In 1893 Charles Bateman was commissioned to carry out restoration work on Castle Bromwich church. The uneven damaged floor of stone flags was to be replaced with encaustic tiles, a central heating system was to be installed with pipes and radiators and a figure of Christ ascending in glory was to replace the tablets bearing the Ten Commandments and the Creed in the east window.
(The same year Lord Bradford ordered a sixth bell to be hung in the tower to commemorate the wedding of the Duke of York, who would later become King George V and Princess Mary of Teck, a close friend of Lady Bradford. Charles Carr of Smethwick was employed to cast the bell and to fit a new bell frame to accommodate it.)
Before starting work, Bateman decided to make a thorough investigation of the church and to draw up an architectural plan of the building.

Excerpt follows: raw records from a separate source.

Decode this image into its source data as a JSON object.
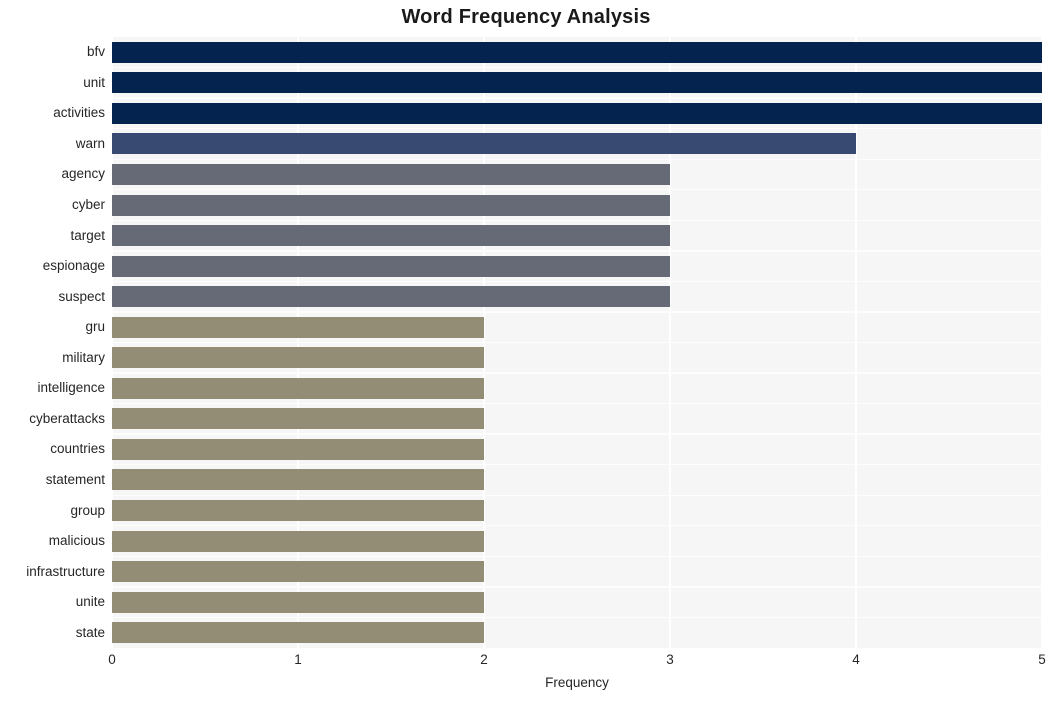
{
  "chart_data": {
    "type": "bar",
    "orientation": "horizontal",
    "title": "Word Frequency Analysis",
    "xlabel": "Frequency",
    "ylabel": "",
    "xlim": [
      0,
      5
    ],
    "xticks": [
      "0",
      "1",
      "2",
      "3",
      "4",
      "5"
    ],
    "grid": true,
    "legend": "none",
    "categories": [
      "bfv",
      "unit",
      "activities",
      "warn",
      "agency",
      "cyber",
      "target",
      "espionage",
      "suspect",
      "gru",
      "military",
      "intelligence",
      "cyberattacks",
      "countries",
      "statement",
      "group",
      "malicious",
      "infrastructure",
      "unite",
      "state"
    ],
    "values": [
      5,
      5,
      5,
      4,
      3,
      3,
      3,
      3,
      3,
      2,
      2,
      2,
      2,
      2,
      2,
      2,
      2,
      2,
      2,
      2
    ],
    "bar_colors": [
      "#04234e",
      "#04234e",
      "#04234e",
      "#394a72",
      "#656a76",
      "#656a76",
      "#656a76",
      "#656a76",
      "#656a76",
      "#948d75",
      "#948d75",
      "#948d75",
      "#948d75",
      "#948d75",
      "#948d75",
      "#948d75",
      "#948d75",
      "#948d75",
      "#948d75",
      "#948d75"
    ],
    "plot_background": "#f6f6f7",
    "figure_background": "#ffffff",
    "gridline_color": "#ffffff"
  }
}
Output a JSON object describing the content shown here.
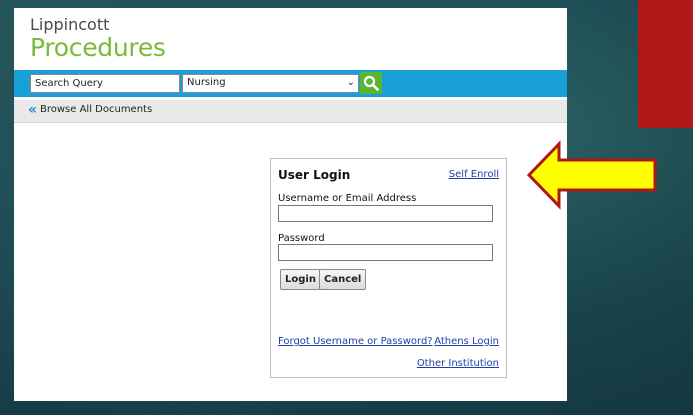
{
  "brand": {
    "line1": "Lippincott",
    "line2": "Procedures"
  },
  "search": {
    "input_value": "Search Query",
    "category_selected": "Nursing"
  },
  "browse": {
    "label": "Browse All Documents"
  },
  "login": {
    "title": "User Login",
    "self_enroll": "Self Enroll",
    "username_label": "Username or Email Address",
    "password_label": "Password",
    "login_button": "Login",
    "cancel_button": "Cancel",
    "forgot_link": "Forgot Username or Password?",
    "athens_link": "Athens Login",
    "other_link": "Other Institution"
  },
  "colors": {
    "brand_green": "#7ab93f",
    "search_bar_blue": "#1aa0d8",
    "search_button_green": "#5cb531",
    "arrow_fill": "#ffff00",
    "arrow_outline": "#b01818",
    "red_tab": "#b01818"
  },
  "icons": {
    "search_button": "magnifier-icon",
    "browse": "double-chevron-left-icon",
    "select": "chevron-down-icon",
    "pointer": "arrow-left-icon"
  }
}
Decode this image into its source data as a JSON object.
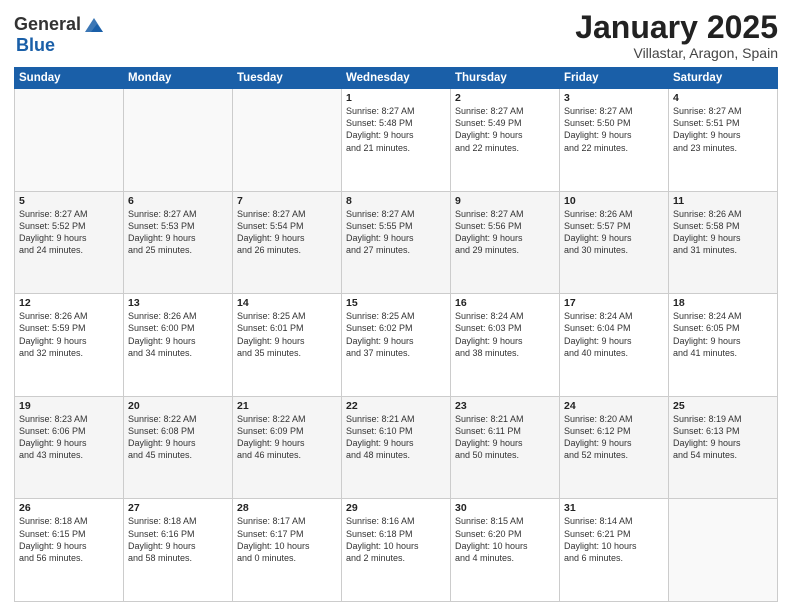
{
  "header": {
    "logo_general": "General",
    "logo_blue": "Blue",
    "month_title": "January 2025",
    "location": "Villastar, Aragon, Spain"
  },
  "weekdays": [
    "Sunday",
    "Monday",
    "Tuesday",
    "Wednesday",
    "Thursday",
    "Friday",
    "Saturday"
  ],
  "weeks": [
    [
      {
        "day": "",
        "info": ""
      },
      {
        "day": "",
        "info": ""
      },
      {
        "day": "",
        "info": ""
      },
      {
        "day": "1",
        "info": "Sunrise: 8:27 AM\nSunset: 5:48 PM\nDaylight: 9 hours\nand 21 minutes."
      },
      {
        "day": "2",
        "info": "Sunrise: 8:27 AM\nSunset: 5:49 PM\nDaylight: 9 hours\nand 22 minutes."
      },
      {
        "day": "3",
        "info": "Sunrise: 8:27 AM\nSunset: 5:50 PM\nDaylight: 9 hours\nand 22 minutes."
      },
      {
        "day": "4",
        "info": "Sunrise: 8:27 AM\nSunset: 5:51 PM\nDaylight: 9 hours\nand 23 minutes."
      }
    ],
    [
      {
        "day": "5",
        "info": "Sunrise: 8:27 AM\nSunset: 5:52 PM\nDaylight: 9 hours\nand 24 minutes."
      },
      {
        "day": "6",
        "info": "Sunrise: 8:27 AM\nSunset: 5:53 PM\nDaylight: 9 hours\nand 25 minutes."
      },
      {
        "day": "7",
        "info": "Sunrise: 8:27 AM\nSunset: 5:54 PM\nDaylight: 9 hours\nand 26 minutes."
      },
      {
        "day": "8",
        "info": "Sunrise: 8:27 AM\nSunset: 5:55 PM\nDaylight: 9 hours\nand 27 minutes."
      },
      {
        "day": "9",
        "info": "Sunrise: 8:27 AM\nSunset: 5:56 PM\nDaylight: 9 hours\nand 29 minutes."
      },
      {
        "day": "10",
        "info": "Sunrise: 8:26 AM\nSunset: 5:57 PM\nDaylight: 9 hours\nand 30 minutes."
      },
      {
        "day": "11",
        "info": "Sunrise: 8:26 AM\nSunset: 5:58 PM\nDaylight: 9 hours\nand 31 minutes."
      }
    ],
    [
      {
        "day": "12",
        "info": "Sunrise: 8:26 AM\nSunset: 5:59 PM\nDaylight: 9 hours\nand 32 minutes."
      },
      {
        "day": "13",
        "info": "Sunrise: 8:26 AM\nSunset: 6:00 PM\nDaylight: 9 hours\nand 34 minutes."
      },
      {
        "day": "14",
        "info": "Sunrise: 8:25 AM\nSunset: 6:01 PM\nDaylight: 9 hours\nand 35 minutes."
      },
      {
        "day": "15",
        "info": "Sunrise: 8:25 AM\nSunset: 6:02 PM\nDaylight: 9 hours\nand 37 minutes."
      },
      {
        "day": "16",
        "info": "Sunrise: 8:24 AM\nSunset: 6:03 PM\nDaylight: 9 hours\nand 38 minutes."
      },
      {
        "day": "17",
        "info": "Sunrise: 8:24 AM\nSunset: 6:04 PM\nDaylight: 9 hours\nand 40 minutes."
      },
      {
        "day": "18",
        "info": "Sunrise: 8:24 AM\nSunset: 6:05 PM\nDaylight: 9 hours\nand 41 minutes."
      }
    ],
    [
      {
        "day": "19",
        "info": "Sunrise: 8:23 AM\nSunset: 6:06 PM\nDaylight: 9 hours\nand 43 minutes."
      },
      {
        "day": "20",
        "info": "Sunrise: 8:22 AM\nSunset: 6:08 PM\nDaylight: 9 hours\nand 45 minutes."
      },
      {
        "day": "21",
        "info": "Sunrise: 8:22 AM\nSunset: 6:09 PM\nDaylight: 9 hours\nand 46 minutes."
      },
      {
        "day": "22",
        "info": "Sunrise: 8:21 AM\nSunset: 6:10 PM\nDaylight: 9 hours\nand 48 minutes."
      },
      {
        "day": "23",
        "info": "Sunrise: 8:21 AM\nSunset: 6:11 PM\nDaylight: 9 hours\nand 50 minutes."
      },
      {
        "day": "24",
        "info": "Sunrise: 8:20 AM\nSunset: 6:12 PM\nDaylight: 9 hours\nand 52 minutes."
      },
      {
        "day": "25",
        "info": "Sunrise: 8:19 AM\nSunset: 6:13 PM\nDaylight: 9 hours\nand 54 minutes."
      }
    ],
    [
      {
        "day": "26",
        "info": "Sunrise: 8:18 AM\nSunset: 6:15 PM\nDaylight: 9 hours\nand 56 minutes."
      },
      {
        "day": "27",
        "info": "Sunrise: 8:18 AM\nSunset: 6:16 PM\nDaylight: 9 hours\nand 58 minutes."
      },
      {
        "day": "28",
        "info": "Sunrise: 8:17 AM\nSunset: 6:17 PM\nDaylight: 10 hours\nand 0 minutes."
      },
      {
        "day": "29",
        "info": "Sunrise: 8:16 AM\nSunset: 6:18 PM\nDaylight: 10 hours\nand 2 minutes."
      },
      {
        "day": "30",
        "info": "Sunrise: 8:15 AM\nSunset: 6:20 PM\nDaylight: 10 hours\nand 4 minutes."
      },
      {
        "day": "31",
        "info": "Sunrise: 8:14 AM\nSunset: 6:21 PM\nDaylight: 10 hours\nand 6 minutes."
      },
      {
        "day": "",
        "info": ""
      }
    ]
  ]
}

There were peculiarities that had puzzled Bateman about the layout of the church. The architect is thought to have been Thomas White of Worcester. He was a pupil of Christopher Wren and well knew the rules of the Renaissance style. And yet the columns of the arcade separating the side aisles from the nave are not aligned with the window piers. Nor are the arches between the columns of classical proportions. These are not mistakes that would have been made by an architect such as Thomas White. Furthermore, the chancel was very large for an 18th-century church when chancels built at that time were often small apsidal additions.
Bateman made a large number of drawings of both the exterior and interior of the building. He also decided to climb up into the church loft to inspect the construction of the roof. High up in the ceiling near the south door is a small trapdoor some 10 metres above the floor. Pushing open the trapdoor, Bateman shone his oil light into the roof-space, and found more than he could have suspected and the answer to his questions about the church’s design.

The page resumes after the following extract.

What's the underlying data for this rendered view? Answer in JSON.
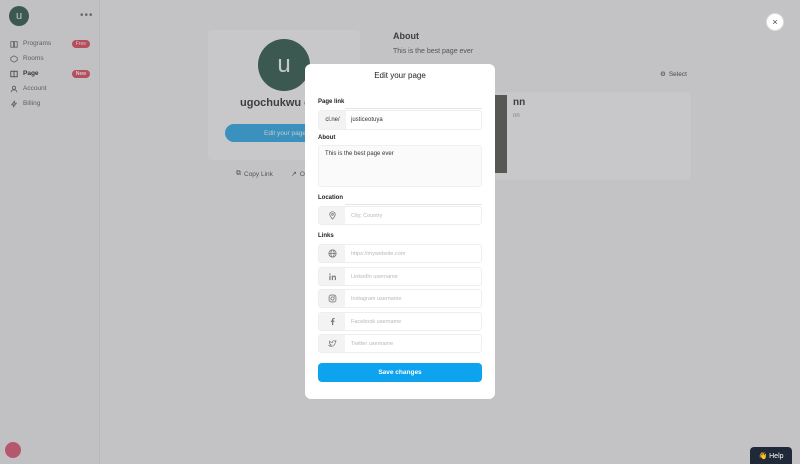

Here were the slender Georgian roof beams that he had expected to see, but further away in the gloom Bateman could make out a massive structure of large timber beams and trusses and supports that could only be of a medieval date.
Bateman returned to the roof space again and again in the coming weeks making precise drawings of the whole construction, drawings which still exist. The structure appeared to date from the middle of the 15th century. Near the east end some infilling still remained of wattle and daub, showing where the original end wall of the old church was. The Georgian church was longer than its medieval predecessor. At the east end there was a length of wooden moulding indicating the chancel arch with evidence of medieval paintwork. Bateman was probably the first person to have seen the sight since the roof had been ceiled in 1731.

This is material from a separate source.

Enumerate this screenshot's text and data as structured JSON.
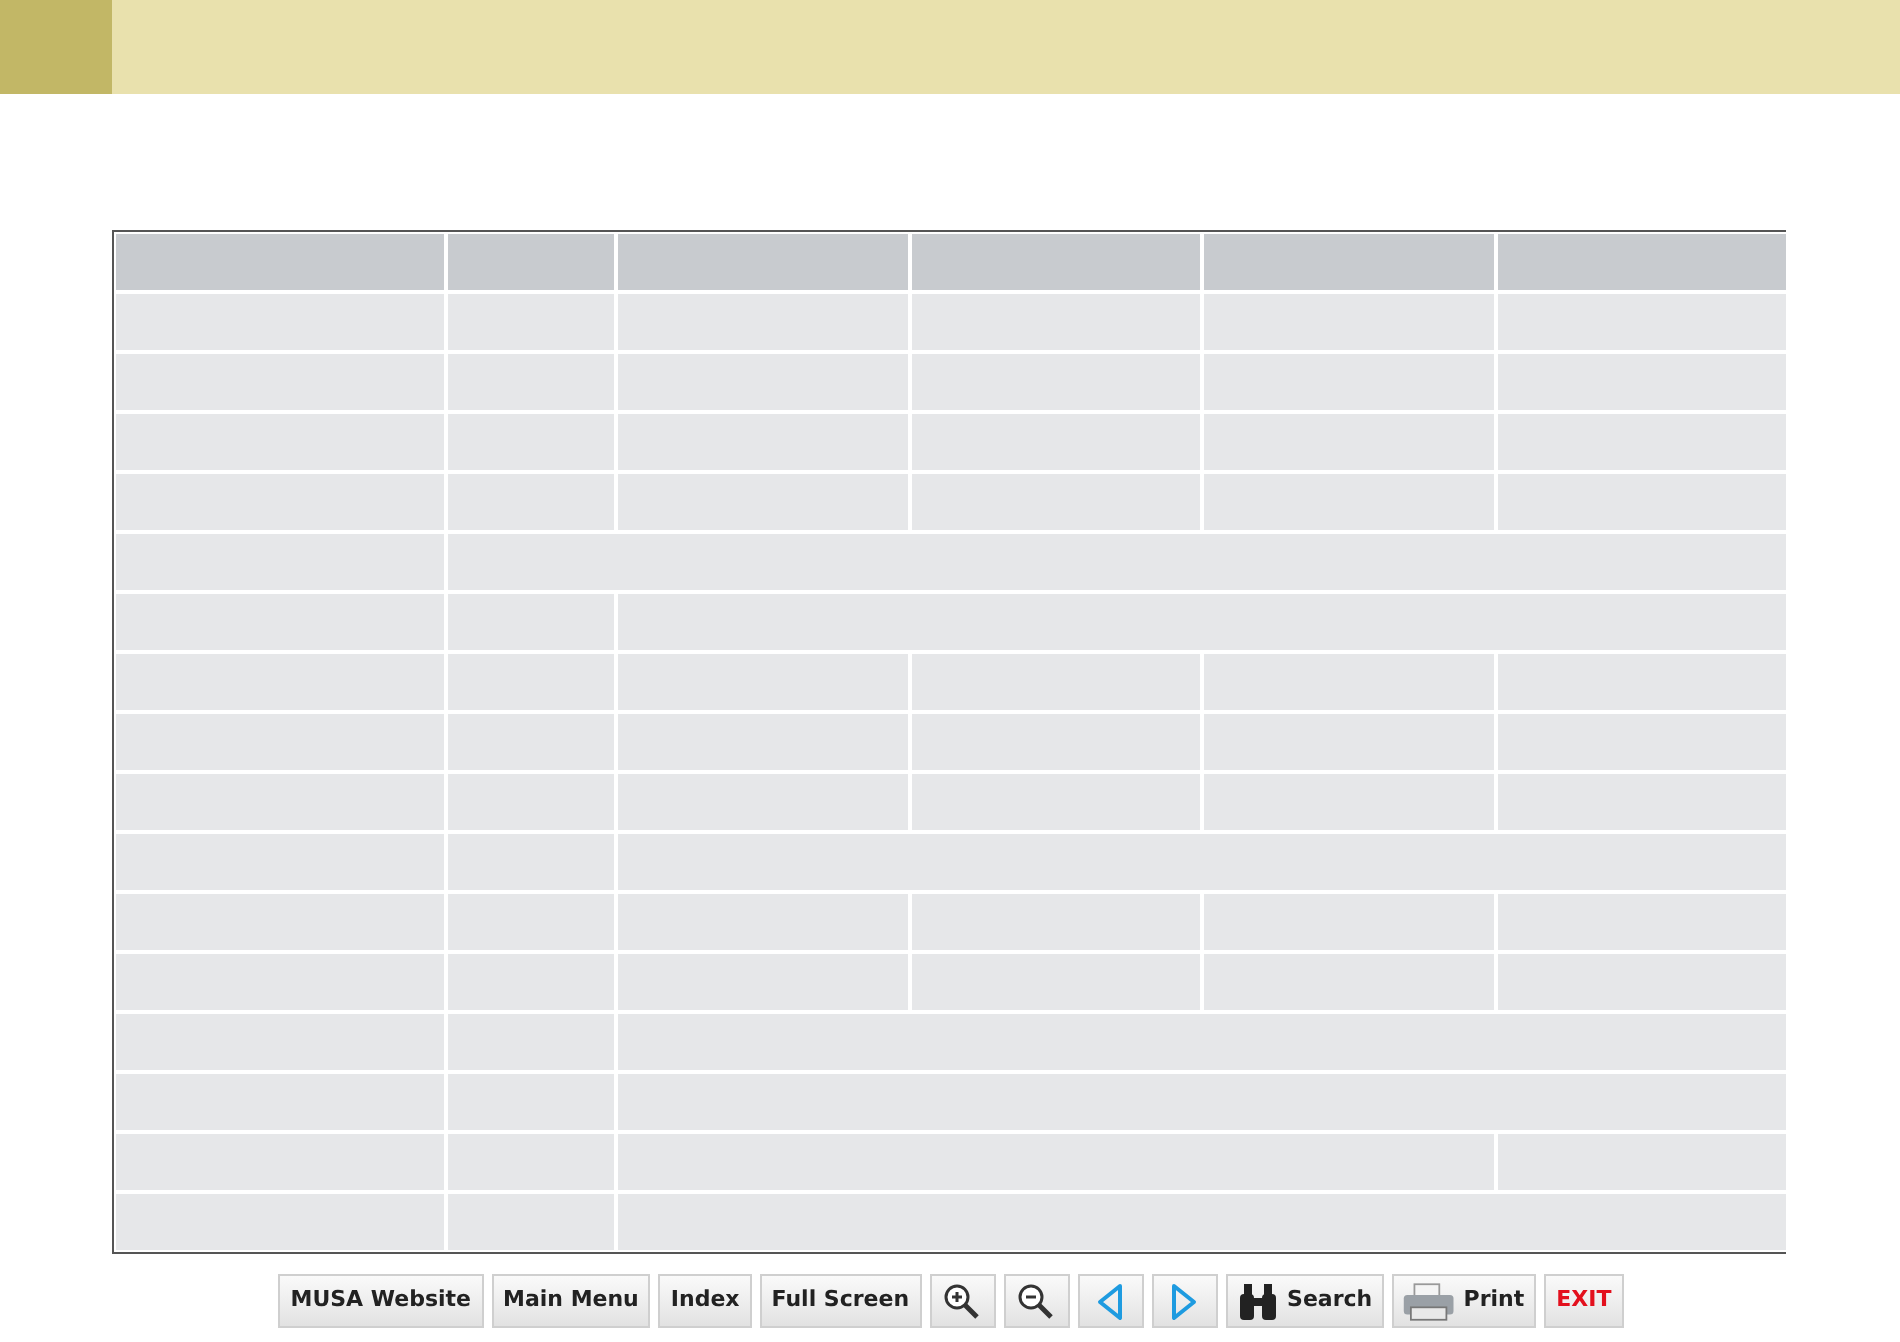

The discovery of the medieval roof led the architect then to suspect that the Georgian columns inside the church might conceal medieval timber uprights. He removed part of the wooden cladding on one of the columns in the north aisle and found that beneath the 18th-century plaster there were indeed pillars made from the trunks of enormous ancient oaks that had held up the roof since the 15th century.
Bateman made many architect’s drawings of the building and drew a view of the church conjecturing how it must have looked when it was built around 1450, probably during the reign of Henry VI. He had discovered a unique church building, a timber-framed church encased in 18th brick, and the only one of its kind in the country.
Bateman’s investigations did not end there. Remarkably there was more to be revealed.
A drawing of Castle Bromwich Hall and church had been made by Henry Beighton for William Dugdale’s ‘Antiquities of Warwickshire’ which was published in 1730. By that date the hall had probably been rebuilt, but the church would not be finished until 1731. Beighton shows the church rebuilt in brick in Renaissance style, but the chancel is shown made of stone. The chancel is actually built of brick. The local architect suspected that behind the brick might be the Norman stone chapel which had also been encased in brick as had the medieval timber church.
He removed some of the wooden panelling in the chancel to reveal a part of the church that was even older than the rest. Behind the woodwork was a stone wall, part of the original Norman chapel which had been built over 700 years earlier in the early 12th century.
The Georgian church was, in fact, a church within a church and was far older than anyone had ever expected.